Saudi Arabia Wants Ceasefire in Yemen to Allow Delivery of Humanitarian Aid, But Rebels Can't Be Trusted

Yemen
Smoke rises from an army weapons depot hit by a Saudi-led air strike in al-Nahdain mountain in Yemen's capital Sanaa October 25, 2015.  REUTERS/Khaled Abdullah

Saudi Arabia would like to see a ceasefire in Yemen to allow for the delivery of humanitarian aid, but it does not trust the Houthi rebels to abide by such a truce, the head of a Saudi center that coordinates humanitarian assistance for Yemen said on Monday.

The Iranian-allied Houthis and forces loyal to former Yemen President Ali Abdullah Saleh seized the capital, Sanaa, a year ago. The Saudi-led coalition began bombing them in March in a bid to restore President Abd-Rabbu Mansour Hadi's authority.

"From our previous experience the ceasefire was not acknowledged and it was violated," Abdullah Al-Rabeeah, general supervisor of the five-month-old King Salman Humanitarian Aid and Relief Centre, told reporters. "If there is a ceasefire it has to be a realistic ceasefire."

Several attempts at a humanitarian truce have failed with the warring parties blaming each other for violations.

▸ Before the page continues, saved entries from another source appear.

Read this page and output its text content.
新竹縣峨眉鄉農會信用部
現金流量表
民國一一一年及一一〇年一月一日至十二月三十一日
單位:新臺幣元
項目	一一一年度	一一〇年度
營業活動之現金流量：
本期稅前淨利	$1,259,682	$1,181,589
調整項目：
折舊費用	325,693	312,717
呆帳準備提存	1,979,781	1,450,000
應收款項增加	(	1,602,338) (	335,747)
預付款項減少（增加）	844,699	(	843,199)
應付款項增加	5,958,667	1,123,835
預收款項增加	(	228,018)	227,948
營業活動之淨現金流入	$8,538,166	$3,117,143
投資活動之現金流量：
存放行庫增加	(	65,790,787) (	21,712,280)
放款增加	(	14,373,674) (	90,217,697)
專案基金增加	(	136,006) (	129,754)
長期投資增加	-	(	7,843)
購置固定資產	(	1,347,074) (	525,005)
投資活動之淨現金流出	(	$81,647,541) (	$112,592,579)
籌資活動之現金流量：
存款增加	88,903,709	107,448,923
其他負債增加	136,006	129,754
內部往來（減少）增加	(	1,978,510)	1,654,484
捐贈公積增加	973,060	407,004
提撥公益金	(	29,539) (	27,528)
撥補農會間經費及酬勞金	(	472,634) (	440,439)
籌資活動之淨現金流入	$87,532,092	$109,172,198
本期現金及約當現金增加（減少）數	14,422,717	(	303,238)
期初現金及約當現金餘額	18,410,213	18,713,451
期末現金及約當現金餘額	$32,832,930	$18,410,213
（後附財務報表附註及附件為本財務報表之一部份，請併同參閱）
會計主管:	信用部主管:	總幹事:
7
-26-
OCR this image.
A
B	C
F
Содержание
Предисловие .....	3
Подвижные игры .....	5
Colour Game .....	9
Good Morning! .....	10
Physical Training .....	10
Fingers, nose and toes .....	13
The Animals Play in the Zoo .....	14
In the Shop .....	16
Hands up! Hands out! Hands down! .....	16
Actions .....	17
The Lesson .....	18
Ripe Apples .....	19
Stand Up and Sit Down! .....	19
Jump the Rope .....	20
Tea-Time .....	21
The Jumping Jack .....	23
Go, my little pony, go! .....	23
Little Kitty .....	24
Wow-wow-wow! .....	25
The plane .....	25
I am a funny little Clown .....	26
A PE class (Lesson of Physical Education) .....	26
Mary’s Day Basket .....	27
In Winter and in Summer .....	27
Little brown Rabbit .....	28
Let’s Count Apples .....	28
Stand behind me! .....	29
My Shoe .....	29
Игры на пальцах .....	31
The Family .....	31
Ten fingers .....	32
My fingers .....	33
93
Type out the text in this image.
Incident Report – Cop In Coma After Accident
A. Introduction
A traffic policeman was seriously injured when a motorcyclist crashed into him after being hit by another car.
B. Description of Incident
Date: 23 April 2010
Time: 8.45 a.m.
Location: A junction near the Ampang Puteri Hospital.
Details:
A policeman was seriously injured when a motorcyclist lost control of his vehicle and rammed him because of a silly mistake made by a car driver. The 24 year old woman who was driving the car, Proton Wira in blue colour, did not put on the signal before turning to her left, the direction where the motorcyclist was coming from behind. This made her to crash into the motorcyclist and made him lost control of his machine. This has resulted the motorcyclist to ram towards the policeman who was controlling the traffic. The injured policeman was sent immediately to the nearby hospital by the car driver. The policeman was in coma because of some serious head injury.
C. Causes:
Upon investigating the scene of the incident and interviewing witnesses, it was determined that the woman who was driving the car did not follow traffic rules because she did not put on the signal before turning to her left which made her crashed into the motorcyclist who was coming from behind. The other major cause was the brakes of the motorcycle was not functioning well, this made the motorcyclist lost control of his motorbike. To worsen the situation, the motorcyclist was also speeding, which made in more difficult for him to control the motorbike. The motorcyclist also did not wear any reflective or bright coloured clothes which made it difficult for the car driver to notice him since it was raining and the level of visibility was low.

The United Nations has designated Yemen as one of its highest-level humanitarian crises, alongside emergencies in South Sudan, Syria and Iraq. It says more than 21 million people in Yemen need help, or about 80 percent of the population.

Yemen relies on imports, but shipments to the Arabian Peninsula state have slowed to a trickle with aid groups blaming a near-total blockade by the Arab coalition, which is inspecting vessels in a bid to thwart arms deliveries to the Houthis.

A U.S. Navy report said earlier this month that the coalition was slowing aid delivery by warning commercial vessels to stay away from areas hit by fighting, an accusation the coalition denied.

U.N. aid chief Stephen O'Brien said in August that coalition air strikes on Yemen's Red Sea port of Hodeida could worsen the humanitarian crisis. On Monday, as he sat next to Al Rabeeah at a news conference, he said the port had been compromised.

"The first and the best humanitarian response is for the fighting to stop and that is what is urged at all times on all the parties engaged," O'Brien said.

In a bid to increase commercial shipments to Yemen, he said the United Nations had come up with its mechanism to inspect any suspicious vessels but was still trying to raise the $8 million needed for it to be operational.

Yemen only received 1 percent of its monthly commercial fuel needs in September, the United Nations said. Access to water usually depends on fuel-powered pumps, while hospitals struggle to operate without fuel and aid cannot be delivered.